In my mask of life, unlike a Halloween mask, running before curfew in a skeleton suit, I had the gut-instinct to visit Gramma.
I ran sweating in rubber clothes as the afterthought arose that Gramma might want to see my fall fashion. Nurses and hovering friends received me nervously, ushered me through the acrid smell of sickness
to Gramma's chamber
whereupon she sang a note of pleasure and surprise. Unwittingly I pranced my specter of death before her dying eyes. We were
all saints in bad taste, stooping to keep her alive.
She recognized the suit, but with the mask removed she asked me
who I was. "It's your grandson," they all chimed in.

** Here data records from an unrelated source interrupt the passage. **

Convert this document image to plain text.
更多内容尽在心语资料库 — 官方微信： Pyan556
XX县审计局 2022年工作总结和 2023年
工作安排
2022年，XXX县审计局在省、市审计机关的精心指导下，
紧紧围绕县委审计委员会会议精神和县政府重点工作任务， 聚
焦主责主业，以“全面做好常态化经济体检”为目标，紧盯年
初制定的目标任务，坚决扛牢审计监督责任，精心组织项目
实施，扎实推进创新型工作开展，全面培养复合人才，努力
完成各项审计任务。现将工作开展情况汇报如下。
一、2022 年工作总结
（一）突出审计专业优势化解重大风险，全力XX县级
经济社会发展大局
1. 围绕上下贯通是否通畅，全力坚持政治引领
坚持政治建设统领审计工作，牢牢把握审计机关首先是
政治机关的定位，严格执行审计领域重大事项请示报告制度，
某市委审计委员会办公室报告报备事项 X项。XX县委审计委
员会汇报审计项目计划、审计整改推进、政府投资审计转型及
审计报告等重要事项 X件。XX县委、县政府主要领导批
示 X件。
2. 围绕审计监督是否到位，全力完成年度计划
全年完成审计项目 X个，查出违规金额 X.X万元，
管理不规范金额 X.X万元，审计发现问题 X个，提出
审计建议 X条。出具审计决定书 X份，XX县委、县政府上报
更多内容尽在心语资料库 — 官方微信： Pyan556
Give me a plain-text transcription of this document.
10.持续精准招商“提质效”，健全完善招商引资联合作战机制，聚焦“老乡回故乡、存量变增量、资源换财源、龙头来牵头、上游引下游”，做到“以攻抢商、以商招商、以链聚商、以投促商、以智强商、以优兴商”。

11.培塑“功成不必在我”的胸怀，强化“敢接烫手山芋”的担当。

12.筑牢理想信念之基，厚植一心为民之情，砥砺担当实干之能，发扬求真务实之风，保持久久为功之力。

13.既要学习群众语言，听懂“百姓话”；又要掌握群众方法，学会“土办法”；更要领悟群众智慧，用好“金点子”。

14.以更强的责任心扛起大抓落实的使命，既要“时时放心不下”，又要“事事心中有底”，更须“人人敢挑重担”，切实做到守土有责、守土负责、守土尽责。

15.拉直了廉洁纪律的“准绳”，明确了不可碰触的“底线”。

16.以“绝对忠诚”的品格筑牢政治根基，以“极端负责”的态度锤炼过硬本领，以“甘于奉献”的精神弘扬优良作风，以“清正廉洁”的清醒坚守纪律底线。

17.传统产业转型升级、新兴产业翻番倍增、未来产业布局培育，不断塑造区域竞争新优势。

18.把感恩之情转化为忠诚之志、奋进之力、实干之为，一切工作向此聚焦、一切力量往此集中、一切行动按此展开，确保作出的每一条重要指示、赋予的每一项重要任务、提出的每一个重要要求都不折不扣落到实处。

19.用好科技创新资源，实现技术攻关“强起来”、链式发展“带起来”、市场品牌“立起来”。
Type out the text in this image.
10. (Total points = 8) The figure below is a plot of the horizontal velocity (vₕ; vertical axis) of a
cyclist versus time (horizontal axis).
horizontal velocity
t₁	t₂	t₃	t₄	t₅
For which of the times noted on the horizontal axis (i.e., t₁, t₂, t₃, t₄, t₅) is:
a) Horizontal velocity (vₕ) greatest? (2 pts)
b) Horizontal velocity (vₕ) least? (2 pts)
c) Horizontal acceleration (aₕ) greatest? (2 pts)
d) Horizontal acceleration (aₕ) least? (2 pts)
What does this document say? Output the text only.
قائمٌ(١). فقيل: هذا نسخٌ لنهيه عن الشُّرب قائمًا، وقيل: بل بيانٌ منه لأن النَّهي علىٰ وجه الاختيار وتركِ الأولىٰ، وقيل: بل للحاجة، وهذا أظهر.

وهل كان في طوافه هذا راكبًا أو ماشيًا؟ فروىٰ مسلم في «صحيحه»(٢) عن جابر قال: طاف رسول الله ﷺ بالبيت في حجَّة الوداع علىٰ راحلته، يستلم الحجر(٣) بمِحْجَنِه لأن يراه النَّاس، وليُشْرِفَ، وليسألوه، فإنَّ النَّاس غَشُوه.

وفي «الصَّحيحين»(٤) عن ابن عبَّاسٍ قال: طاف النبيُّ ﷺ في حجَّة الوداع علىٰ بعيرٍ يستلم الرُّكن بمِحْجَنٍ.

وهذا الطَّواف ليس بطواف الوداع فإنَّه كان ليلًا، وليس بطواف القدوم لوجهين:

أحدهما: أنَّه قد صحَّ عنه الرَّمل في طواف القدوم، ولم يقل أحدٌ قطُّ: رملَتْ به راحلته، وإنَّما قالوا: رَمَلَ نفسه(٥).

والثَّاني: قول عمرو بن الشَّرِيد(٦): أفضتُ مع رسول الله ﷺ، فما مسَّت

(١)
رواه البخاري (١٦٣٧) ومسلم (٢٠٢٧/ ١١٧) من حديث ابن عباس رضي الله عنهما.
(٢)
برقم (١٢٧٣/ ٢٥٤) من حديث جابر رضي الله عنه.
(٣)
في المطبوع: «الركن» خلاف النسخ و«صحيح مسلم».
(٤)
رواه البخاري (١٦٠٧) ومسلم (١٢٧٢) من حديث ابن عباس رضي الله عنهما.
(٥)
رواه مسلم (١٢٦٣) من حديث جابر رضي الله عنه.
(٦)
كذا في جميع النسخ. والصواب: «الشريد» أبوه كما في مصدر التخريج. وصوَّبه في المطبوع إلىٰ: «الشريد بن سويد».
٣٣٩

I don't think she was aware that she had one. "It's little Jimmy," they added.
"Oh, Jimmy, my boy," said Gramma, for now I was her son.
"We'll go to the park again soon," she said with apology
high in her voice, "And you can spend the night when I'm feeling better. Don't be mad at me; can you promise that?"
And I promised. And I promised.
When she died shortly before my birthday I was plenty angry and I banged things about the house all day.
"I went to see her you know," I yelled to mom and dad,
"Why didn't you tell me she was dying?"
They gathered to stare at me, mouths hung open.
"When?" they whispered. "Halloween night,"
I replied. "That's when she went into a coma," they said to each other as though I had no medical savvy whatever.
"Hey, I watch Richard Boone, I study health in school, I know what leukemia is, and Gramma told me about death and its nothing to whisper about," I exclaimed in a torrent.
"I showed her my costume and she liked it and I'm glad and she made me promise not to be mad at her, but I am. I'm mad at everyone for lying." I shouted, heaving shoulders.
My parents were stunned, and yet, I sensed respect.
Each Halloween I celebrate victory over death. I observed the ritual in my own spooky way,
running through moonlit streets and up to porch lights,
ringing bells, announcing trick or treat.
One old lady asked me,
"Do you promise to be good?" "No," I said, clenching fists, "but I'm going to church tomorrow and pray for my gramma when they read her name from the list."